Mag ik u eens vragen: wanneer hebt u dat voor het laatst gedaan? Wanneer heeft u voor het laatst tegen iemand
vanuit de specifieke wijsheid die u van God heeft gekregen, onderwezen? En wanneer heeft u iemand voor het laatst
vanuit Gods Woord proberen te corrigeren? Ik heb de indruk dat dit niet onze sterkste kant is. Laten we even
aannemen dat ik gelijk heb: kunnen we dan zeggen dat Christus' woorden rijkelijk onder ons wonen ­ op de manier
zoals Paulus dat hier bedoelt? Positiever gezegd: die woorden kunnen nog veel rijkelijker onder ons wonen!
Daarom gaan we in dat licht van Paulus' oproep die mooi aansluit bij onze gemeentevisie ­ hoofd, hart, handen ­
samen een traject in om meer wijkgericht te werken. Natuurlijk, dat is niet het enige wat we als gemeente doen.
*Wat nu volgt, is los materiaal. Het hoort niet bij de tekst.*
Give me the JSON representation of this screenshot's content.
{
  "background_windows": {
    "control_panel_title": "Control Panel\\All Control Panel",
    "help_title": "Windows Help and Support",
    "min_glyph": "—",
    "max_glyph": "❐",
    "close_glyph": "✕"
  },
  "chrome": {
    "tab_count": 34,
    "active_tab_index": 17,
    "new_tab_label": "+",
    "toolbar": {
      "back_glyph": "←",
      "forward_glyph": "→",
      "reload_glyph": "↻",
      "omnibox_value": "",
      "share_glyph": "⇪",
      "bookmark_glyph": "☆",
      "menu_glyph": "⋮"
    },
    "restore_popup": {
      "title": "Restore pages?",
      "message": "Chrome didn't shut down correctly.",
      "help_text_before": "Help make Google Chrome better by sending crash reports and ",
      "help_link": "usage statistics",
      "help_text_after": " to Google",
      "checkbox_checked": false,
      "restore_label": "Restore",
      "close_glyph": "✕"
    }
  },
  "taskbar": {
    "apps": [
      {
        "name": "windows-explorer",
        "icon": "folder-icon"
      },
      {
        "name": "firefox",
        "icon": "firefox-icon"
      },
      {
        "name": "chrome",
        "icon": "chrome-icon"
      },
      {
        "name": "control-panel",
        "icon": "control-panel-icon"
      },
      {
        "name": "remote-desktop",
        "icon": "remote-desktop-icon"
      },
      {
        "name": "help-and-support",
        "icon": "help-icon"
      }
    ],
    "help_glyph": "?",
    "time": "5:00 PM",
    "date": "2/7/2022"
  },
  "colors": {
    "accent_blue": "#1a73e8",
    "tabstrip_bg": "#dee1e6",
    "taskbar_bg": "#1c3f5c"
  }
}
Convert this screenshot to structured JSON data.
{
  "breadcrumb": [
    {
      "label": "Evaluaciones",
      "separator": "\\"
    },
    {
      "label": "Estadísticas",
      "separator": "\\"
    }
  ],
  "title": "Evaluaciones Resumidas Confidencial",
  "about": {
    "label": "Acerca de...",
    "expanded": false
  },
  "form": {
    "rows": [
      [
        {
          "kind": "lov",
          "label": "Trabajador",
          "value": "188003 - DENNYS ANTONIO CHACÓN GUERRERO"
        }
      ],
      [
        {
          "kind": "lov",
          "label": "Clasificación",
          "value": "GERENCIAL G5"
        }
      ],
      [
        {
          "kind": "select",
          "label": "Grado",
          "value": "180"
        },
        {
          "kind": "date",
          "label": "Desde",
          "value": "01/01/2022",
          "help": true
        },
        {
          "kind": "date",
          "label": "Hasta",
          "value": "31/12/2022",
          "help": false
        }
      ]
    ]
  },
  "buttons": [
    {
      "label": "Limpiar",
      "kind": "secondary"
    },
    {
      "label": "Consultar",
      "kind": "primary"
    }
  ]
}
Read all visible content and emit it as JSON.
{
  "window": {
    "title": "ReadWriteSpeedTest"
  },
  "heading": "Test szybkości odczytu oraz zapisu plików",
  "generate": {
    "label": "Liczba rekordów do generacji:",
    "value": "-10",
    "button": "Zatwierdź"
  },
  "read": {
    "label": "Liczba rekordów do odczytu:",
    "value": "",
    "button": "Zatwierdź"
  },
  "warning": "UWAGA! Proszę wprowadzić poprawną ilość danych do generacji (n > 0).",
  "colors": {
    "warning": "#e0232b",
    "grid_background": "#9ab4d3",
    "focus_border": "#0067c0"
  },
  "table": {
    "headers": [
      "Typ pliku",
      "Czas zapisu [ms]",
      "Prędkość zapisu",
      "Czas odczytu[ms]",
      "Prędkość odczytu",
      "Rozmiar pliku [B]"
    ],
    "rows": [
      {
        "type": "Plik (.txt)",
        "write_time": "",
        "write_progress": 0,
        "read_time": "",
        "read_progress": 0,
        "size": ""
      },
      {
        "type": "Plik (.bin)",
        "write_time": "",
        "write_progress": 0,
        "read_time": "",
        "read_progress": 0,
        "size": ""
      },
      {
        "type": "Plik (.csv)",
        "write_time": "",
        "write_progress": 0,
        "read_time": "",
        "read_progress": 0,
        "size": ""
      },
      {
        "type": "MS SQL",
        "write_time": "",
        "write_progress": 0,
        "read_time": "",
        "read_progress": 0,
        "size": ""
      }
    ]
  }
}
Maar vanuit Kolossenzen 3 kan duidelijk zijn: de gezamenlijkheid moet concreet gestalte krijgen. Zichtbaar, voelbaar,
tastbaar. In gezelligheid, maar ook in onderricht en soms zelfs onderling vermaan. Echte groepstherapie dus waarbij
we allemaal aan het infuus liggen met daarin het medicijn: Christus. Zijn woorden. Tenslotte doen we er goed aan om het laatste deel van vers 16 erbij te betrekken. Om in stijl te blijven:
4. Muziektherapie [dia 18]
Paulus roept op om te zingen. Psalmen, hymnen andere geestelijk liederen [dia 19]. Ik pak de hymne er nu even uit.
Een hymne is namelijk een loflied [dia 19.1]. Een lied op de grootheid van onze God. Een danklied. `Wees ook
dankbaar' ­ dat zei Paulus vlak hiervoor. En muziek en zang is een prachtige manier om dat samen te uiten. Van
samenzang gaat kracht uit. Het schept verbondenheid [dia 19.2]. Het is letterlijk God prijzen `op een verhoogde
toon'. Het zet Hem in het middelpunt. Omdat Hij God is. De geneesheer. Onze redder. Samen strekken we onze handen
naar Hem uit. [dia 19.3]Samen in de naam van Jezus.